Gorbachev, who remembers Reagan with great admiration and affection, chuckled at the suggestion that changes in the Soviet foreign policy posture was at all influenced by that speech. “This did not really impress us, as it did you,” he admitted. But he gave Reagan a great deal of credit for the actual work of diplomacy that did influence changes.
There was one more factor to which we do more than a little injustice by claiming Reagan as a latter-day Lincoln, single-handedly liberating the bulk of Eurasia from totalitarian serfdom. I speak, of course, of Mikhail Gorbachev.
First, the warming of international relations was led jointly by the Reagan-Gorbachev team. More importantly, international relations played a small part of the actual fall of the Soviet empire as compared to the internal pressures, as I mentioned before. And Gorbachev must get much of the credit for the way he dealt with that. Although I give the people of Eastern Europe more credit for their own liberation than any politician, it’s obvious that in the Soviet Union itself, Gorbachev’s Perestroika and Glasnost programs definitely catalyzed the process by liberalizing Soviet society from within. (Ironically, he was trying to save communism by rescuing it from totalitarianism, but it turned out totalitarianism was pretty much the only thing holding it in place!)
Gorbachev says that he was “defeated” in his political career, but, in the final analysis, the liberalization policies he put in place proved successful in principle. I’d say!
I’d also say that the end of the Cold War, Communism, and the Iron Curtain are all related, but they are not the same thing. The Cold War was an arms-race between us and the Soviets. Communism was the economic system of the Easter Bloc. The Iron Curtain was the opaque and tyrannical political conditions within the Bloc. If you look at our interactions in the world today, and indeed our other interactions during the late Cold War years, all these factors aren’t always necessarily related.
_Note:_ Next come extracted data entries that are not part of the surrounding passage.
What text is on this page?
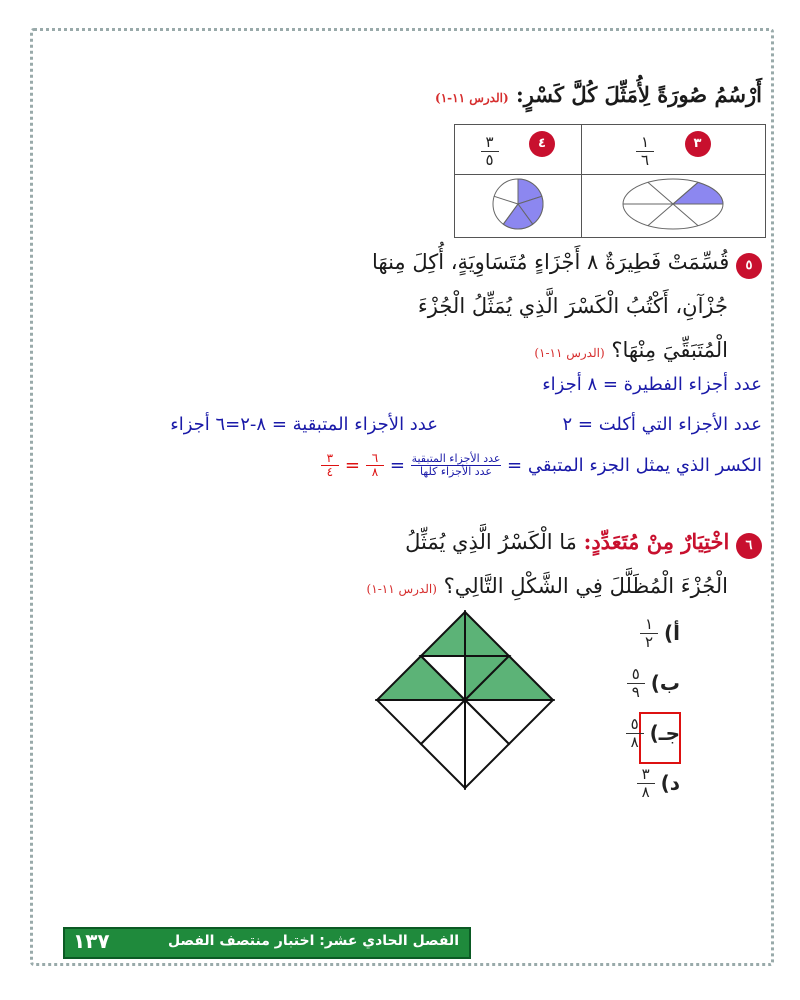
أَرْسُمُ صُورَةً لِأُمَثِّلَ كُلَّ كَسْرٍ: (الدرس ١١-١)
$\frac{٣}{٥}$ ٤	$\frac{١}{٦}$ ٣

٥ قُسِّمَتْ فَطِيرَةٌ ٨ أَجْزَاءٍ مُتَسَاوِيَةٍ، أُكِلَ مِنهَا
جُزْآنِ، أَكْتُبُ الْكَسْرَ الَّذِي يُمَثِّلُ الْجُزْءَ
الْمُتَبَقِّيَ مِنْهَا؟ (الدرس ١١-١)
عدد أجزاء الفطيرة = ٨ أجزاء
عدد الأجزاء التي أكلت = ٢
عدد الأجزاء المتبقية = ٨-٢=٦ أجزاء
الكسر الذي يمثل الجزء المتبقي =
$\frac{\text{عدد الأجزاء المتبقية}}{\text{عدد الأجزاء كلها}}$
=
$\frac{٦}{٨}$
=
$\frac{٣}{٤}$
٦ اخْتِيَارٌ مِنْ مُتَعَدِّدٍ: مَا الْكَسْرُ الَّذِي يُمَثِّلُ
الْجُزْءَ الْمُظَلَّلَ فِي الشَّكْلِ التَّالِي؟ (الدرس ١١-١)
أ)
$\frac{١}{٢}$
ب)
$\frac{٥}{٩}$
جـ)
$\frac{٥}{٨}$
د)
$\frac{٣}{٨}$
الفصل الحادي عشر: اختبار منتصف الفصل
١٣٧
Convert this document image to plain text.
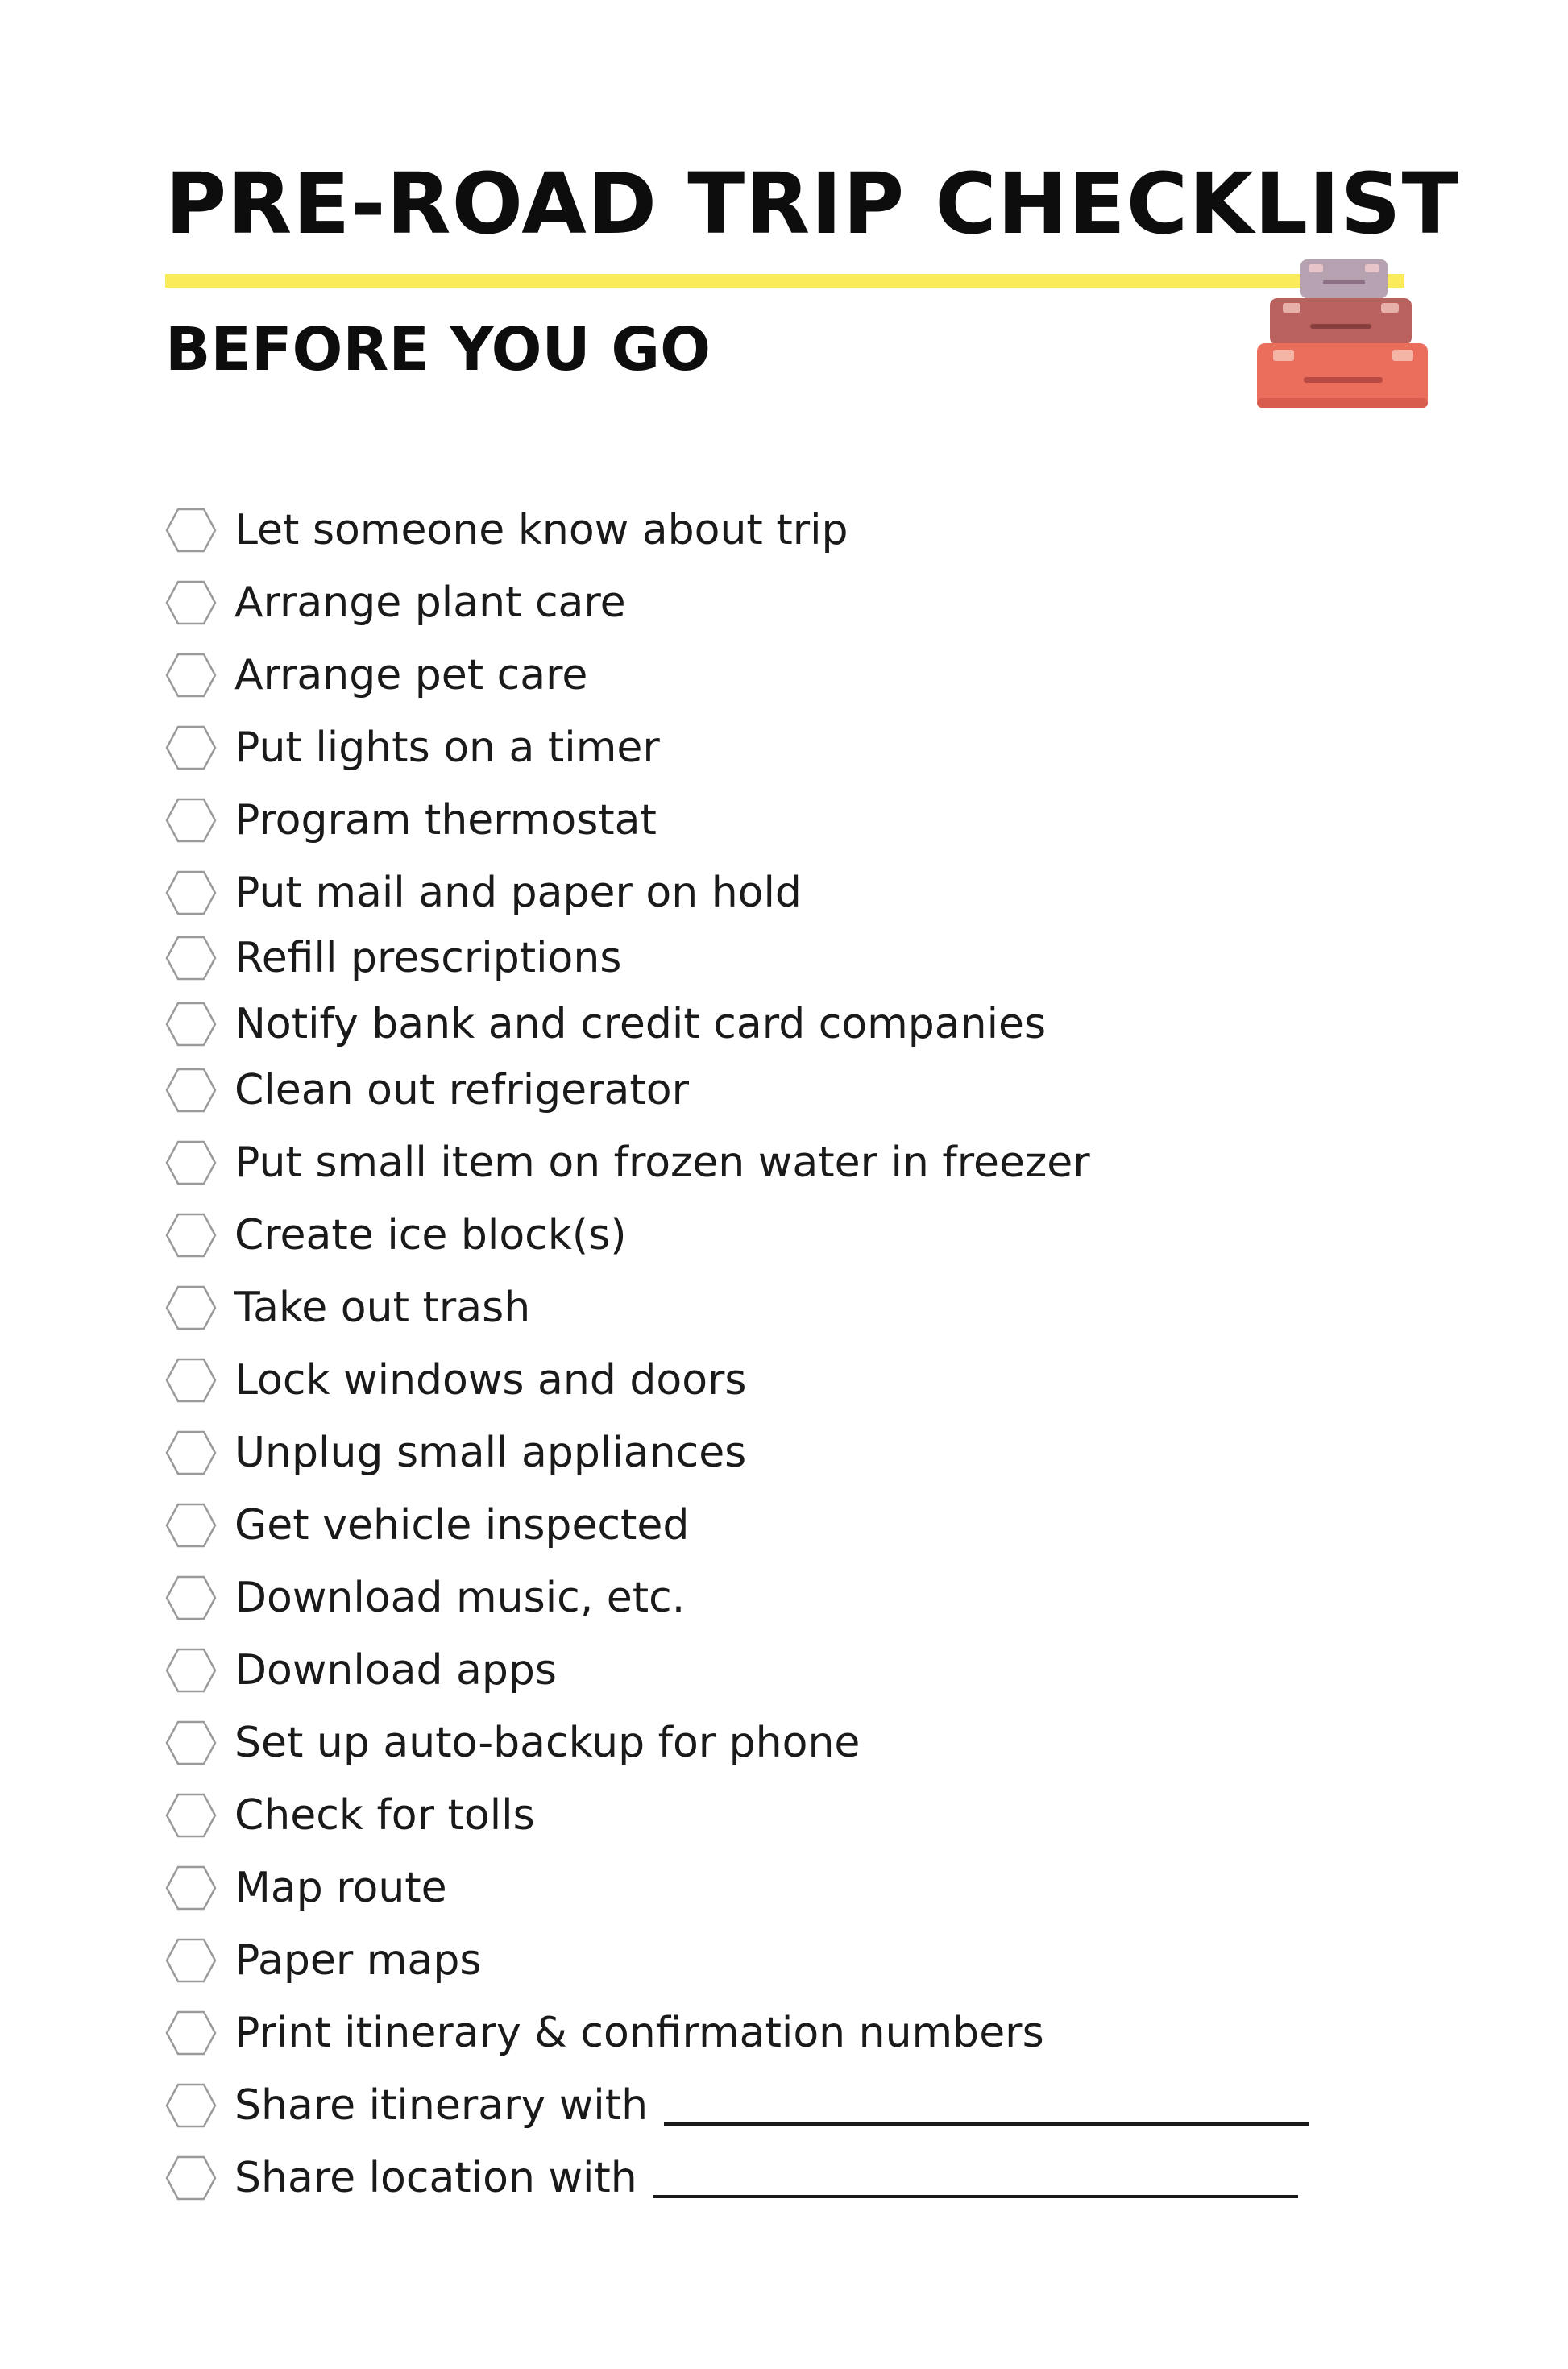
PRE-ROAD TRIP CHECKLIST
BEFORE YOU GO
Let someone know about trip
Arrange plant care
Arrange pet care
Put lights on a timer
Program thermostat
Put mail and paper on hold
Refill prescriptions
Notify bank and credit card companies
Clean out refrigerator
Put small item on frozen water in freezer
Create ice block(s)
Take out trash
Lock windows and doors
Unplug small appliances
Get vehicle inspected
Download music, etc.
Download apps
Set up auto-backup for phone
Check for tolls
Map route
Paper maps
Print itinerary & confirmation numbers
Share itinerary with
Share location with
Watching Gorby and Shultz chew the fat with Charlie made for one riveting hour. Twenty plus years later, all their nerve-trying diplomatic calculations, all the guarded communications through a political minefield that could prove, at any moment, to become an actual minefield on a planetary scale. . . transmuted into reminiscences of the kind that you might have with an old college debating rival over a decent Beaujolais.
There is a scene in Ken Burns’s “The Civil War” in which a couple of old soldiers – one Union, one Confederate – are talking about the “old days” like brothers in arms. It was like that: surreal and yet exactly right.